To mom's of teens, does this sound familiar? Opposite of your life? Let me know in the comments how life with teens affects your planning, social life, sense of self.

Also, to those of you who have enjoyed reading this blog, what are some things you would like to see more of? What topics are of interest to you? I think a question answering post would be fun, what would you like to know about my life? Ask, and I'll answer.

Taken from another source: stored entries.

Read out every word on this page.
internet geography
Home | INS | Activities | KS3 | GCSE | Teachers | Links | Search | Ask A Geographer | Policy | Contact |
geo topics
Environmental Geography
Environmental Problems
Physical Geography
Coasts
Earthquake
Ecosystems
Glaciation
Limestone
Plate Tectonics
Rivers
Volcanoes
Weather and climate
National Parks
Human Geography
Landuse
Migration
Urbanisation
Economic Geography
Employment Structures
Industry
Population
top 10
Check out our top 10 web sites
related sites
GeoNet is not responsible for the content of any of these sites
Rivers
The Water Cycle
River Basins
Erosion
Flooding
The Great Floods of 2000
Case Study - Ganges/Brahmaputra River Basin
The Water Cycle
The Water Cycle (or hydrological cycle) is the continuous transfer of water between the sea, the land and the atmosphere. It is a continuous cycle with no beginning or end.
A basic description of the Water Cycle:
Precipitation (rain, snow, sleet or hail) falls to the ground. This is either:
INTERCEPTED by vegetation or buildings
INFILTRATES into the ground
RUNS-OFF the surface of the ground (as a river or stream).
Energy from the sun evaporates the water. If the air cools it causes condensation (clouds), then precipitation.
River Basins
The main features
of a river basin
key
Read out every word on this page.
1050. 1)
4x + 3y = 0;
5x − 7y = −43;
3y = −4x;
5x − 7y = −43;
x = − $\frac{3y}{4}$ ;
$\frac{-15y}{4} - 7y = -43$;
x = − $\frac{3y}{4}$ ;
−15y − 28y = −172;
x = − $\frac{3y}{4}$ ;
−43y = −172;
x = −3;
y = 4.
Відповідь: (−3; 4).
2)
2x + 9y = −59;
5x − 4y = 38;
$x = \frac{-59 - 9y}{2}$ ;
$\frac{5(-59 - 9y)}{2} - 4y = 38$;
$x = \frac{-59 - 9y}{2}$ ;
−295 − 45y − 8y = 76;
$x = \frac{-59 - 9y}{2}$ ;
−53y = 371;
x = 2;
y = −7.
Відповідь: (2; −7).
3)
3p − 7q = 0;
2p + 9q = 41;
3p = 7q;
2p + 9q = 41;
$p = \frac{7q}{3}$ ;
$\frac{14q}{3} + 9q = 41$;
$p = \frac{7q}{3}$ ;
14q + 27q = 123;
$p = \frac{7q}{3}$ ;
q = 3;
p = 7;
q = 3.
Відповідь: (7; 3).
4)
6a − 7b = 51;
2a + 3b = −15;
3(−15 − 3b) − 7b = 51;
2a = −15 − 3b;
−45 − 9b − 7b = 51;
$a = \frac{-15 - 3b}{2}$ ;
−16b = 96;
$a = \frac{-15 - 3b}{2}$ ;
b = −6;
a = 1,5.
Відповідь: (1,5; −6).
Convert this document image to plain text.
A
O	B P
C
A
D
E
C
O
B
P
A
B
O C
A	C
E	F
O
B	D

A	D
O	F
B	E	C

Wednesday, September 18, 2019

Panic is a Real Thing



Working at my children's school has allowed me to be there for them in ways I never imagined I would have to. Today while I was teaching P.E., I noticed that one of my daughters did not seem like herself. She was doing really well at the game we were playing but never looked happy or enthusiastic. Afterward, at lunch, I asked what was wrong and she ignored me, so I chalked it up to adolescent angst. She finally came and found me in my classroom and emotionally vomited on me for being uncaring and mad at her. I am used to teens letting out their frustrations on me so I wasn't really phased. Pretty soon she was hyperventilating, crying and talking about feeling like she was 'outside of herself'. I tried to help her breathe slowly, but she just couldn't do it.

In the middle of it her teacher came in and told her she can't leave lunch without telling the person in charge where she is. This added to her anxiety.  Her teacher let her stay, however, and I continued to talk with her. She began to bring up all her insecurities that maybe had some basis in reality but were totally blown out of proportion.  Finally she asked if I could just hug her. Why didn't I just do this in the first place?!! (insert mom guilt) I hugged her tight. As I did so, I looked up on my phone what to do during a panic attack and found some great information from healthline.com. In a very calm voice I read 11 Ways to Stop a Panic Attack. They were all very doable and pretty soon my little girl was breathing slowly and and her muscles had relaxed in my arms.

Both of my girls have tried to explain to me certain symptoms of anxiety that they were experiencing in the past year. I never understood fully what it was, and neither did they. After today's experience and a recent brief conversation with a couple of my cousins, I realized it's time to talk to them about anxiety, panic attacks and what they can do to help themselves. I have never experienced this myself, however, in the past, I have experienced anxiety's melancholic little sister, depression.  I do know many in my family who have had anxiety and panic attacks and from what I understand, it does run in families so I shouldn't be surprised it would show up in some of my children. I have a lot to learn, but this I know, patience, love and understanding is what I can offer them now.

Have you ever experienced a full on panic attack? Do you know kids who have these issues? Any and all advice is appreciated!